A couple of telecom companies in Los Angeles are building their businesses on a surprising idea: charging little to nothing.
The West L.A. cellphone service provider operates much like a no-frills airline that charges little for flights but tacks on fees for baggage, extra leg room, and other perks. The company offers free voice, texting, and data cellphone service up to a point, then charges for additional cellphone usage or ancillary services, such as a second phone number or anonymous web browsing.
“We get revenue from data,” said FreedomPop Chief Executive Stephan Stokols. “Our margin comes from the additional value-added services we sell on top of data.”
FreedomPop’s business model is the latest version of freemium – giving away free basic services while charging for premium features – and some investors are intrigued it. The firm has raised about $109 million from investors such as Intel Capital, Mangrove Capital Partners, and Partech Ventures since its founding in 2011 and it has 1.3 million subscribers.
It’s not alone.
Marina del Rey’s textPlus has raised $50 million from Kleiner Perkins Caufield Buyers, Raine Ventures, and Upfront Ventures, among others, since its founding in 2009 and has had more than 100 million users register on its free cellphone app. The company declined to disclose its number of active users.

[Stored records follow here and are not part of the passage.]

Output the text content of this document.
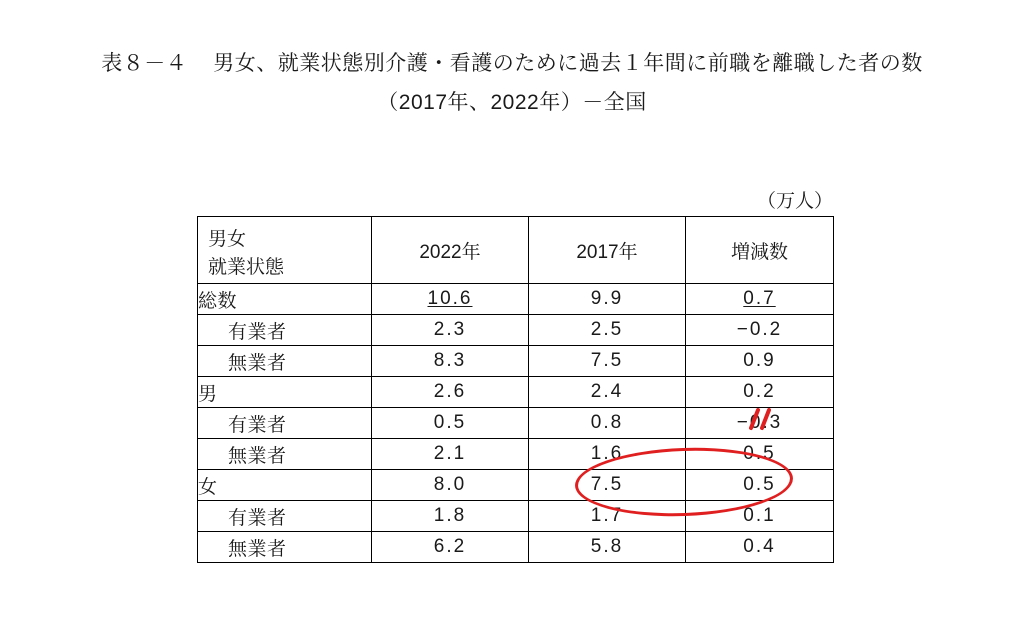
表８－４ 男女、就業状態別介護・看護のために過去１年間に前職を離職した者の数
（2017年、2022年）－全国
（万人）
男女
就業状態	2022年	2017年	増減数
総数	10.6	9.9	0.7
有業者	2.3	2.5	−0.2
無業者	8.3	7.5	0.9
男	2.6	2.4	0.2
有業者	0.5	0.8	−0.3
無業者	2.1	1.6	0.5
女	8.0	7.5	0.5
有業者	1.8	1.7	0.1
無業者	6.2	5.8	0.4
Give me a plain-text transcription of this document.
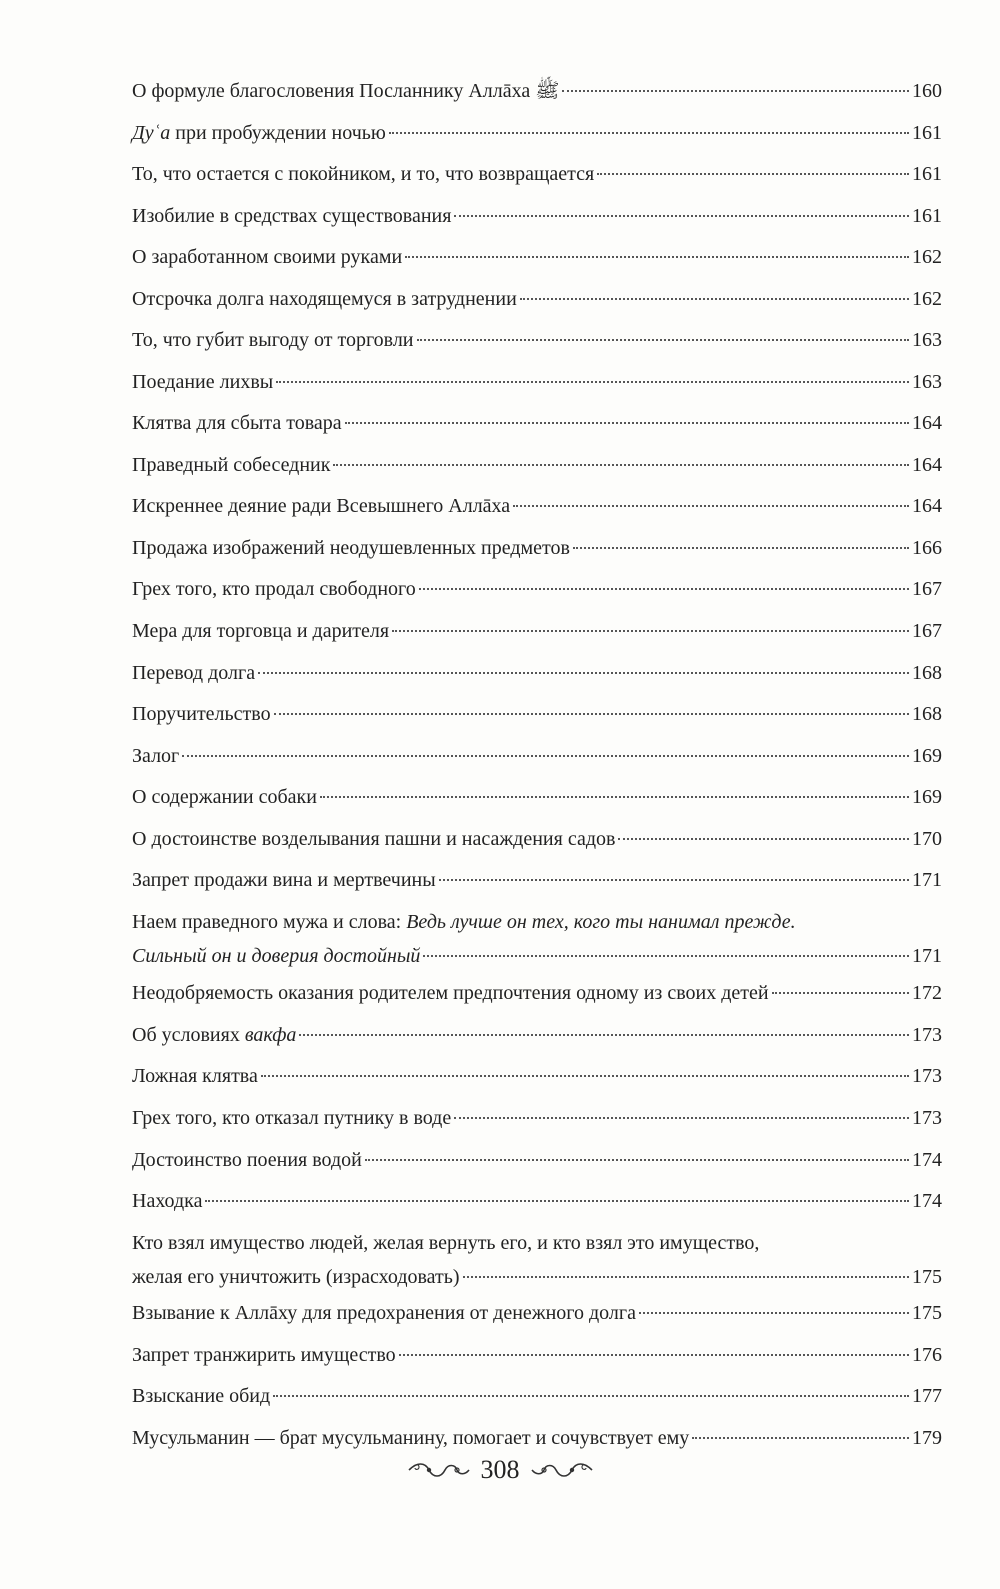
О формуле благословения Посланнику Аллāха ﷺ	160
Дуʿа при пробуждении ночью	161
То, что остается с покойником, и то, что возвращается	161
Изобилие в средствах существования	161
О заработанном своими руками	162
Отсрочка долга находящемуся в затруднении	162
То, что губит выгоду от торговли	163
Поедание лихвы	163
Клятва для сбыта товара	164
Праведный собеседник	164
Искреннее деяние ради Всевышнего Аллāха	164
Продажа изображений неодушевленных предметов	166
Грех того, кто продал свободного	167
Мера для торговца и дарителя	167
Перевод долга	168
Поручительство	168
Залог	169
О содержании собаки	169
О достоинстве возделывания пашни и насаждения садов	170
Запрет продажи вина и мертвечины	171
Наем праведного мужа и слова: Ведь лучше он тех, кого ты нанимал прежде.
Сильный он и доверия достойный	171
Неодобряемость оказания родителем предпочтения одному из своих детей	172
Об условиях вакфа	173
Ложная клятва	173
Грех того, кто отказал путнику в воде	173
Достоинство поения водой	174
Находка	174
Кто взял имущество людей, желая вернуть его, и кто взял это имущество,
желая его уничтожить (израсходовать)	175
Взывание к Аллāху для предохранения от денежного долга	175
Запрет транжирить имущество	176
Взыскание обид	177
Мусульманин — брат мусульманину, помогает и сочувствует ему	179
308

The app gives customers the ability to make phone calls over Wi-Fi or using cellphone data for about 2 cents a minute. Calls to other textPlus app users are free. Notably, textPlus earns 75 percent of its revenue from in-app advertising.
While charging little to nothing for voice and texting services, companies such as FreedomPop and textPlus want to challenge the traditional wireless telecommunications business model.
“I think every person that has a (Verizon Wireless) phone is available to this market,” said Scott Lahman, chief executive of textPlus. “This is a huge global market.”
And yet, to take a bite out of the traditional telecom business model these upstarts will have to start turning a profit – something they haven’t done yet. Moreover, they are going to have to outcompete deep-pocketed telecom giants Verizon, AT&T Inc., Sprint Corp., and T-Mobile International.
“I think there is definitely opportunity to sustain different types of carrier plans,” said Will Carter, chief technology officer of Ad Hoc Labs of Los Feliz, which makes anonymous phone number app Burner. “But that being said, the big four (telecommunications companies) have a lot of marketing dollars and so it will be interesting to see what kind of foothold the super-low-cost carriers will be able to get.”